For now, about 10,000 of the country's 5.7 million firms are expected to have to deal with the mandate. Though a small percentage, in practical terms it still frustrates and angers  employers. While some on the political left might dismiss this resistance as knee-jerk partisanship that is anti-anything-coming-out-of the Obama Administration. However, the reality is more dollars and cents, that years of recession have been real and the bottom line matters to employers more now than ever. As in many government mandates, historically, which stakeholders will bear the cost of change is often unclear at first. Forced bussing is a good example. Rather than the U.S. government providing more resources to poor schools to help disadvantaged minority students, a mandate was created to "desegregate" schools. Elaborate bussing schemes were develped, court cases ensued, horrendous protests and there were a few success stories here and there after thirty years. The true cost of the mandate fell on middle class homeowners, and white and minority children riding the bus for hours more per week. The families affected had few choices:  stay or flee. White flight from inner city neighborhoods became common and radically changed the face of many major cities and suburbs.

In this case, employers are not fleeing. They generally have locally-based businesses and have no where to go.  This is after all a federal mandate. Their reaction as business people, to figure out how to comply with the law in cheapest way, might lead to a bad outcome: the true cost of this policy is absorbed by the workers the law was meant to help. 

Mandate is Complex, Misunderstood

Obamacare is perhaps more complex than anyone realizes. As a mandate, it requires enforcement using taxing authorities, federal and state agencies, medical care providers, and insurance companies. It was conceived in a political environment.  It will be implemented in a political environment. Imagine if a universal auto insurance mandate was implemented this way. If you did not get insurance for your car the IRS would fine you. Or, maybe as you reached a certain age, the government would start picking up the tab for your car insurance. If you had multiple speeding tickets a year or multiple DUI's you could not be denied insurance. And there you have it! Yet another attempt at an analogy to universal health care that doesn't work. The truth is, there's nothing that works quite like health coverage as an economic good. The thinking and arguments on all sides never quite add up in a common sensical way. You have by all accounts a brilliant jurist, Antonin Scalia, saying we cannot be mandated to eat brocolli in this country. There are other policy experts saying the healthy should subsidize the unhealthy. Yet others, who won't step up and say in a loud voice, but really are thinking: small businesses should be patriotic, step up and do what they have not had to do before. It's a lot of noise and little clarity. It will twist and turn its way through toward some unpredictable outcome for years to come.

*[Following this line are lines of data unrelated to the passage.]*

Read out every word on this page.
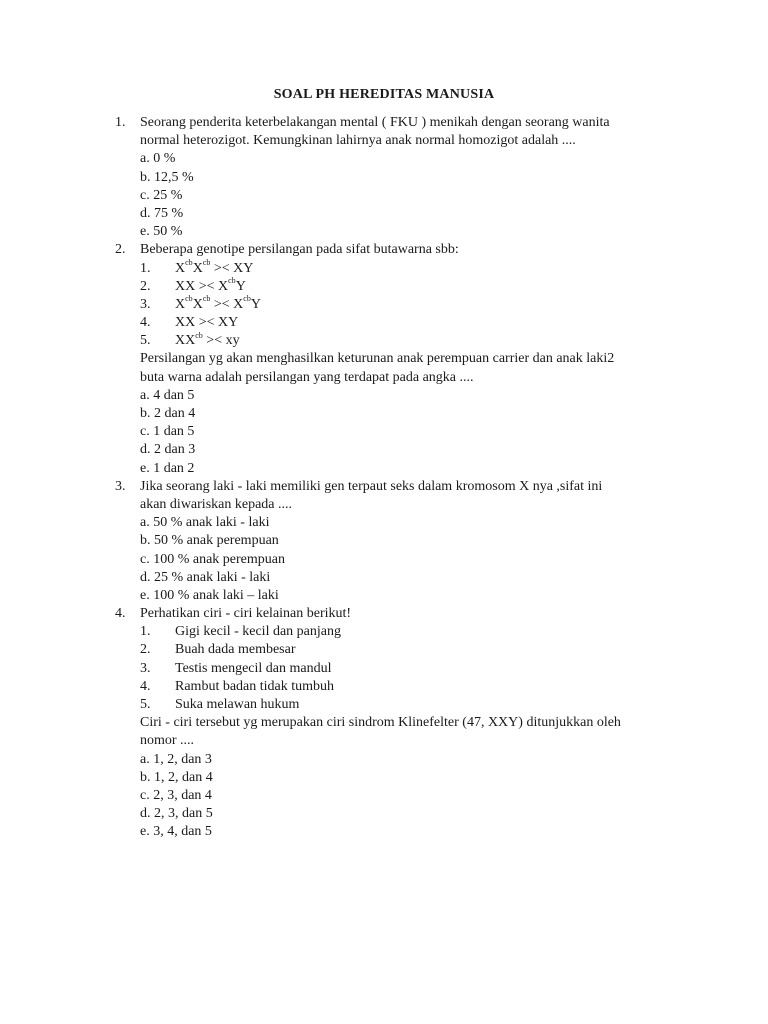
SOAL PH HEREDITAS MANUSIA
1. Seorang penderita keterbelakangan mental ( FKU ) menikah dengan seorang wanita
normal heterozigot. Kemungkinan lahirnya anak normal homozigot adalah ....
a. 0 %
b. 12,5 %
c. 25 %
d. 75 %
e. 50 %
2. Beberapa genotipe persilangan pada sifat butawarna sbb:
1. $X^{cb}X^{cb}$ >< XY
2. XX >< $X^{cb}Y$
3. $X^{cb}X^{cb} >< X^{cb}Y$
4. XX >< XY
5. $XX^{cb}$ >< xy
Persilangan yg akan menghasilkan keturunan anak perempuan carrier dan anak laki2
buta warna adalah persilangan yang terdapat pada angka ....
a. 4 dan 5
b. 2 dan 4
c. 1 dan 5
d. 2 dan 3
e. 1 dan 2
3. Jika seorang laki - laki memiliki gen terpaut seks dalam kromosom X nya ,sifat ini
akan diwariskan kepada ....
a. 50 % anak laki - laki
b. 50 % anak perempuan
c. 100 % anak perempuan
d. 25 % anak laki - laki
e. 100 % anak laki – laki
4. Perhatikan ciri - ciri kelainan berikut!
1. Gigi kecil - kecil dan panjang
2. Buah dada membesar
3. Testis mengecil dan mandul
4. Rambut badan tidak tumbuh
5. Suka melawan hukum
Ciri - ciri tersebut yg merupakan ciri sindrom Klinefelter (47, XXY) ditunjukkan oleh
nomor ....
a. 1, 2, dan 3
b. 1, 2, dan 4
c. 2, 3, dan 4
d. 2, 3, dan 5
e. 3, 4, dan 5
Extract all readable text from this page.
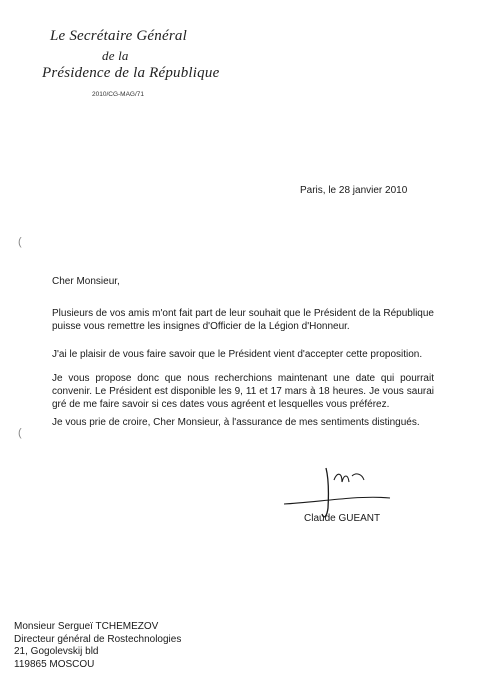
Le Secrétaire Général
de la
Présidence de la République
2010/CG-MAG/71
Paris, le 28 janvier 2010
(
(
Cher Monsieur,
Plusieurs de vos amis m'ont fait part de leur souhait que le Président de la République puisse vous remettre les insignes d'Officier de la Légion d'Honneur.
J'ai le plaisir de vous faire savoir que le Président vient d'accepter cette proposition.
Je vous propose donc que nous recherchions maintenant une date qui pourrait convenir. Le Président est disponible les 9, 11 et 17 mars à 18 heures. Je vous saurai gré de me faire savoir si ces dates vous agréent et lesquelles vous préférez.
Je vous prie de croire, Cher Monsieur, à l'assurance de mes sentiments distingués.
Claude GUEANT
Monsieur Sergueï TCHEMEZOV
Directeur général de Rostechnologies
21, Gogolevskij bld
119865 MOSCOU
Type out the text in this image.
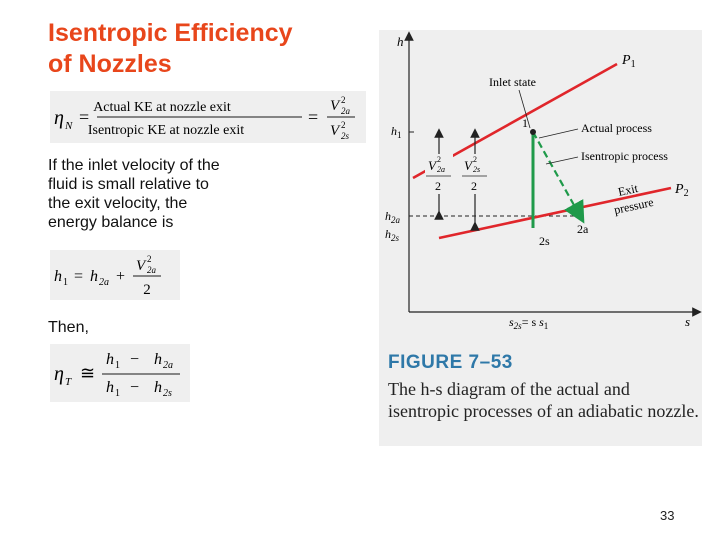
Isentropic Efficiency
of Nozzles
η N = Actual KE at nozzle exit
Isentropic KE at nozzle exit
=
V 2
2a
V 2
2s
If the inlet velocity of the
fluid is small relative to
the exit velocity, the
energy balance is
h 1 = h 2a +
V 2
2a
2
Then,
η T ≅
h 1 − h 2a
h 1 − h 2s
h
s
$h_1$
$h_{2a}$
$h_{2s}$
$P_1$
$P_2$
Inlet state
1	Actual process
Isentropic process
Exit
pressure
2a
2s
V 2
2a
2
V 2
2s
2
$s_{2s}= s$ $s_1$
FIGURE 7–53
The h-s diagram of the actual and isentropic processes of an adiabatic nozzle.
33
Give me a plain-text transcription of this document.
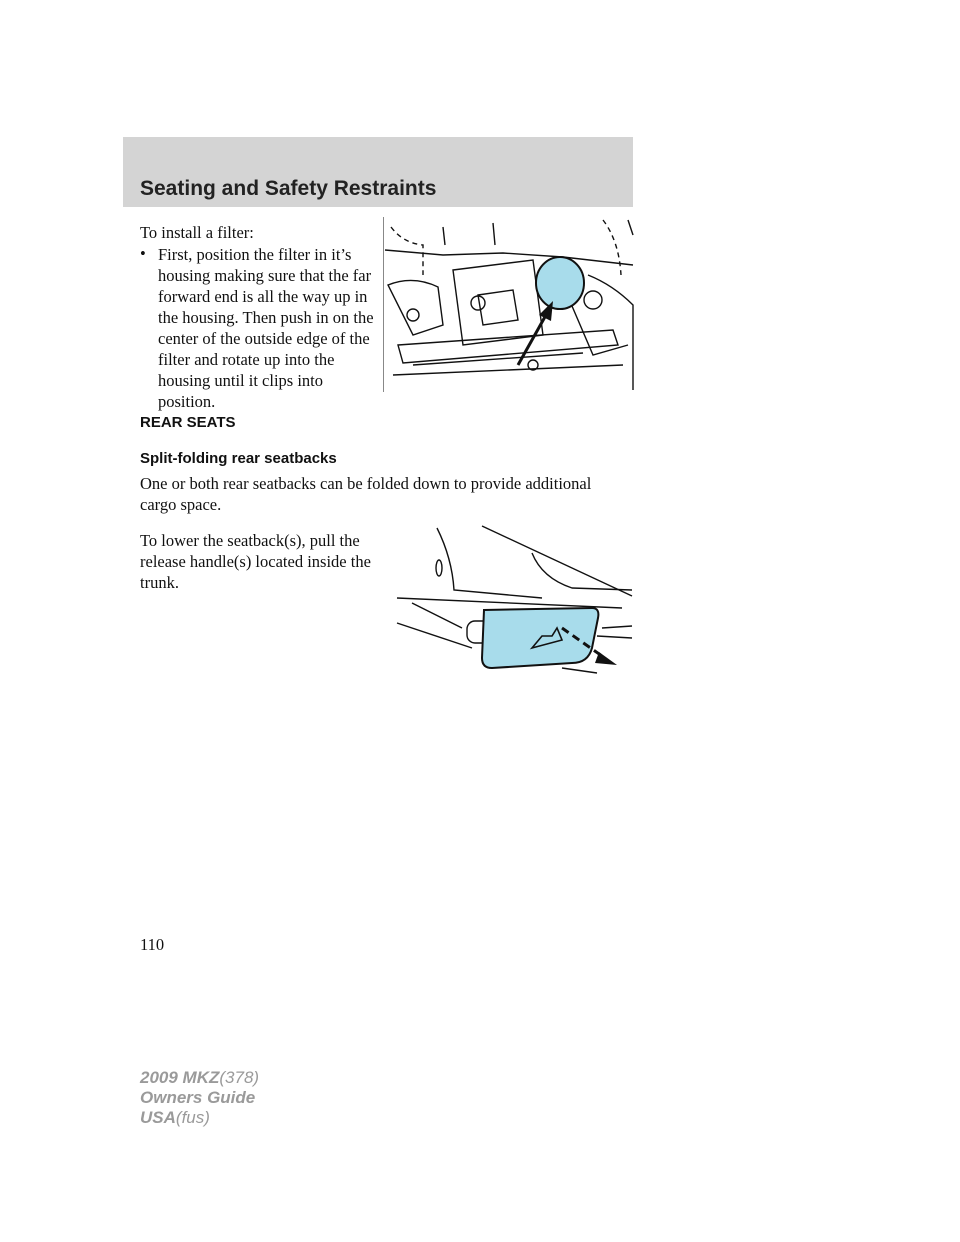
Seating and Safety Restraints
To install a filter:
• First, position the filter in it’s housing making sure that the far forward end is all the way up in the housing. Then push in on the center of the outside edge of the filter and rotate up into the housing until it clips into position.
REAR SEATS
Split-folding rear seatbacks
One or both rear seatbacks can be folded down to provide additional cargo space.
To lower the seatback(s), pull the release handle(s) located inside the trunk.
110
2009 MKZ(378)
Owners Guide
USA(fus)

One thing is certain. Ordinary folks cannot sustain another 25 years like the last 25 years of health care inflation. Some forecasts say at this rate two thirds of our GDP will be dedicated to health care provision and consumption. Obviously, the cost of our current health care delivery is unsustainable. The number of middle class adults and children falling out of the system every year is too high. We have to do something to right the ship. We just don't quite know if Obamacare will work, half work, or be a bust. And if it doesn't work at all, we don't know what to put in its place.